A lors, malheureusement, entre

les textes et la réalité, entre les

principes et les contingences

pratico-financières, il y a encore une marge… Et

parfois des fossés qui s’agrandissent de jour en

jour. Dix ans après, quel bilan peut-on tirer de la

loi de 2005 ? Nous avons choisi, dans ce livre, de

donner la parole à des personnes concernées,

pour certaines adultes au moment de l’adoption

de la loi, pour d’autres ayant grandi avec elle.

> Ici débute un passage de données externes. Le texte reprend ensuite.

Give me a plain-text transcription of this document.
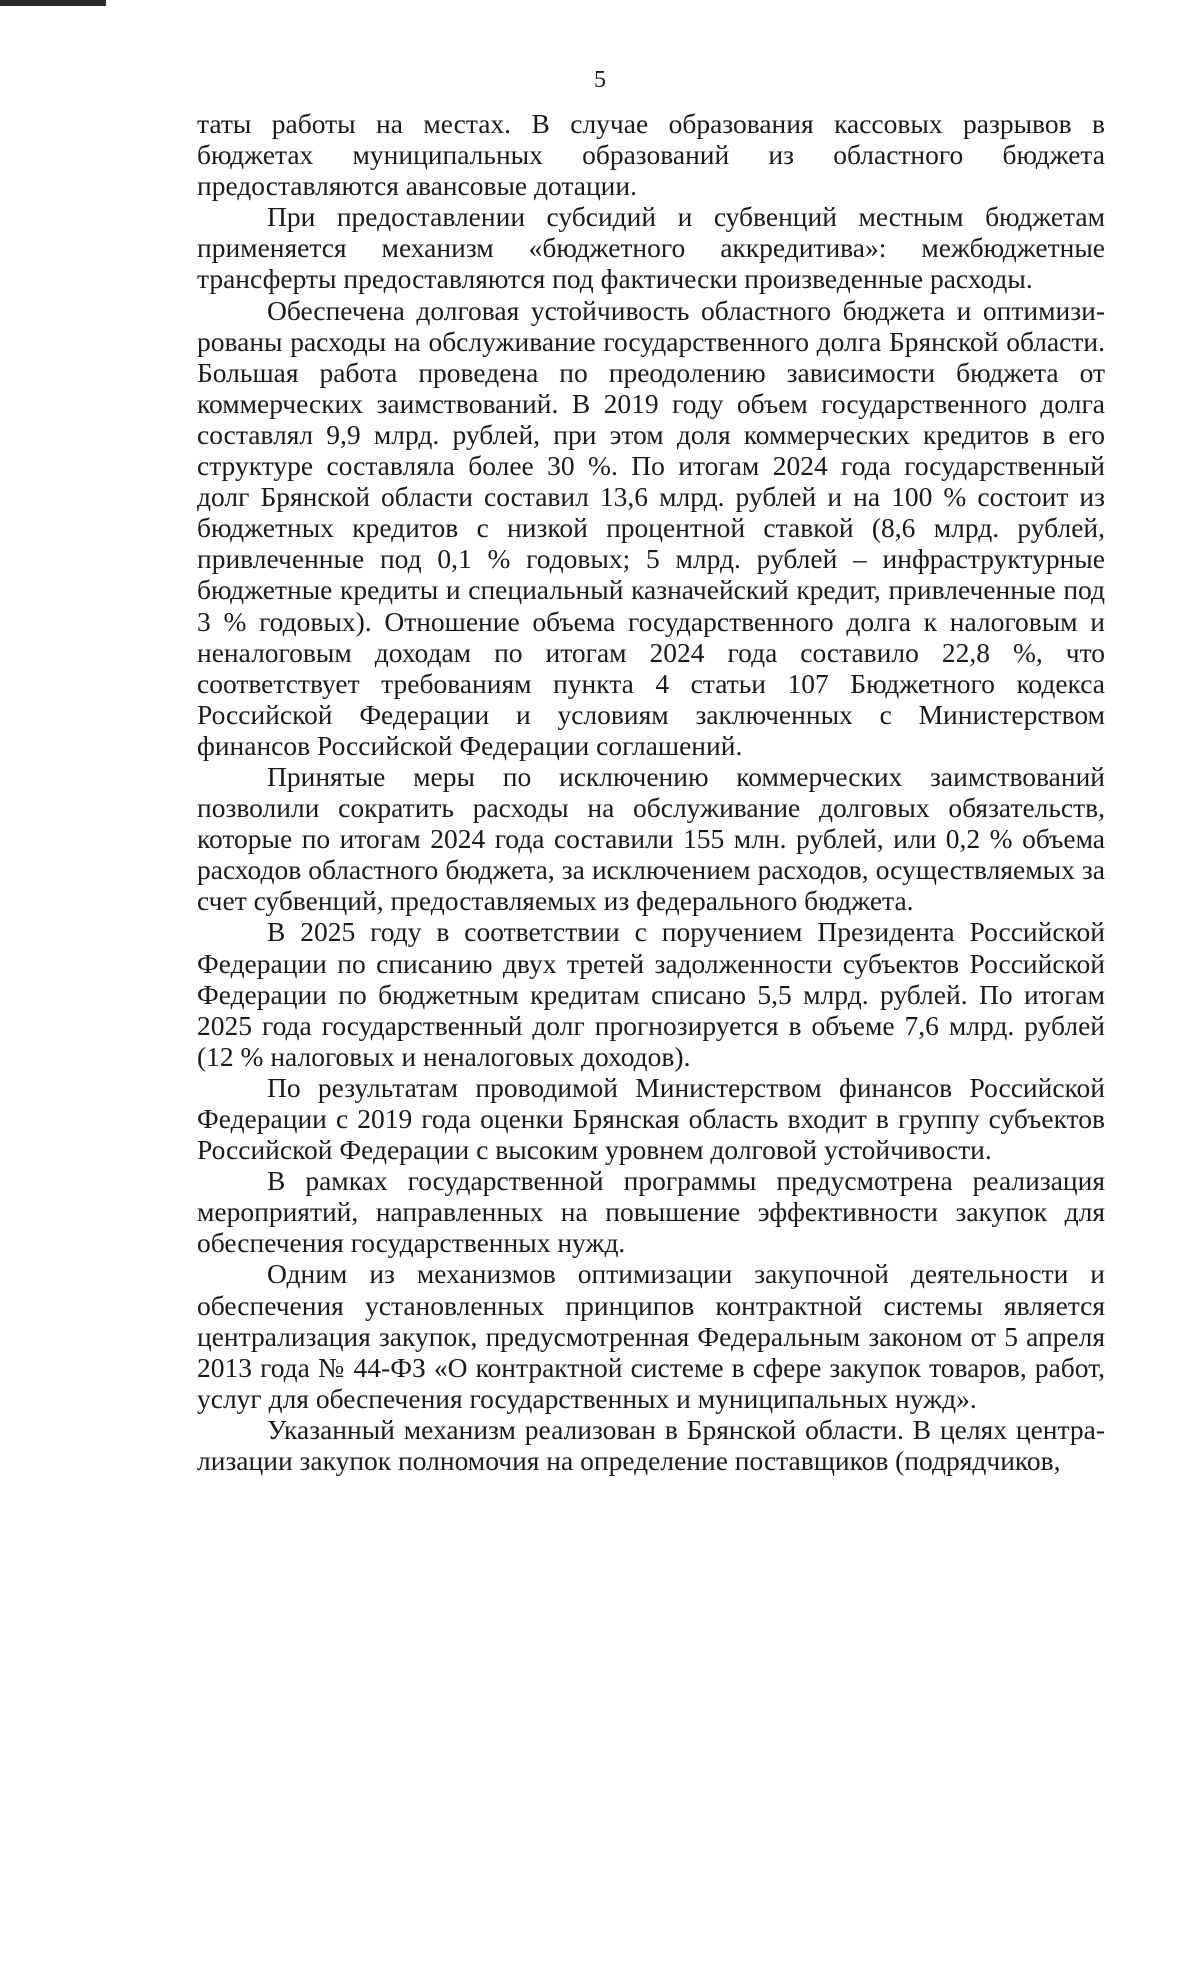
5

таты работы на местах. В случае образования кассовых разрывов в бюджетах муниципальных образований из областного бюджета предоставляются авансовые дотации.

При предоставлении субсидий и субвенций местным бюджетам применяется механизм «бюджетного аккредитива»: межбюджетные трансферты предоставляются под фактически произведенные расходы.

Обеспечена долговая устойчивость областного бюджета и оптимизированы расходы на обслуживание государственного долга Брянской области. Большая работа проведена по преодолению зависимости бюджета от коммерческих заимствований. В 2019 году объем государственного долга составлял 9,9 млрд. рублей, при этом доля коммерческих кредитов в его структуре составляла более 30 %. По итогам 2024 года государственный долг Брянской области составил 13,6 млрд. рублей и на 100 % состоит из бюджетных кредитов с низкой процентной ставкой (8,6 млрд. рублей, привлеченные под 0,1 % годовых; 5 млрд. рублей – инфраструктурные бюджетные кредиты и специальный казначейский кредит, привлеченные под 3 % годовых). Отношение объема государственного долга к налоговым и неналоговым доходам по итогам 2024 года составило 22,8 %, что соответствует требованиям пункта 4 статьи 107 Бюджетного кодекса Российской Федерации и условиям заключенных с Министерством финансов Российской Федерации соглашений.

Принятые меры по исключению коммерческих заимствований позволили сократить расходы на обслуживание долговых обязательств, которые по итогам 2024 года составили 155 млн. рублей, или 0,2 % объема расходов областного бюджета, за исключением расходов, осуществляемых за счет субвенций, предоставляемых из федерального бюджета.

В 2025 году в соответствии с поручением Президента Российской Федерации по списанию двух третей задолженности субъектов Российской Федерации по бюджетным кредитам списано 5,5 млрд. рублей. По итогам 2025 года государственный долг прогнозируется в объеме 7,6 млрд. рублей (12 % налоговых и неналоговых доходов).

По результатам проводимой Министерством финансов Российской Федерации с 2019 года оценки Брянская область входит в группу субъектов Российской Федерации с высоким уровнем долговой устойчивости.

В рамках государственной программы предусмотрена реализация мероприятий, направленных на повышение эффективности закупок для обеспечения государственных нужд.

Одним из механизмов оптимизации закупочной деятельности и обеспечения установленных принципов контрактной системы является централизация закупок, предусмотренная Федеральным законом от 5 апреля 2013 года № 44-ФЗ «О контрактной системе в сфере закупок товаров, работ, услуг для обеспечения государственных и муниципальных нужд».

Указанный механизм реализован в Брянской области. В целях централизации закупок полномочия на определение поставщиков (подрядчиков,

À travers ces témoignages, nous ne prétendons

pas à l’exhaustivité ou à un bilan « scientifique »

de la loi. Nous voulions d’abord faire partager

des parcours de vie et montrer la richesse des

capacités des personnes que l’on qualifie de

dépendantes. Ces témoignages montrent le

chemin parcouru depuis 2005 et le tournant

qu’a représenté cette loi sans laquelle aucun

de ces projets de vie n’aurait été possible. Ils

incarnent une aspiration à la liberté et à la

citoyenneté que notre société doit entendre.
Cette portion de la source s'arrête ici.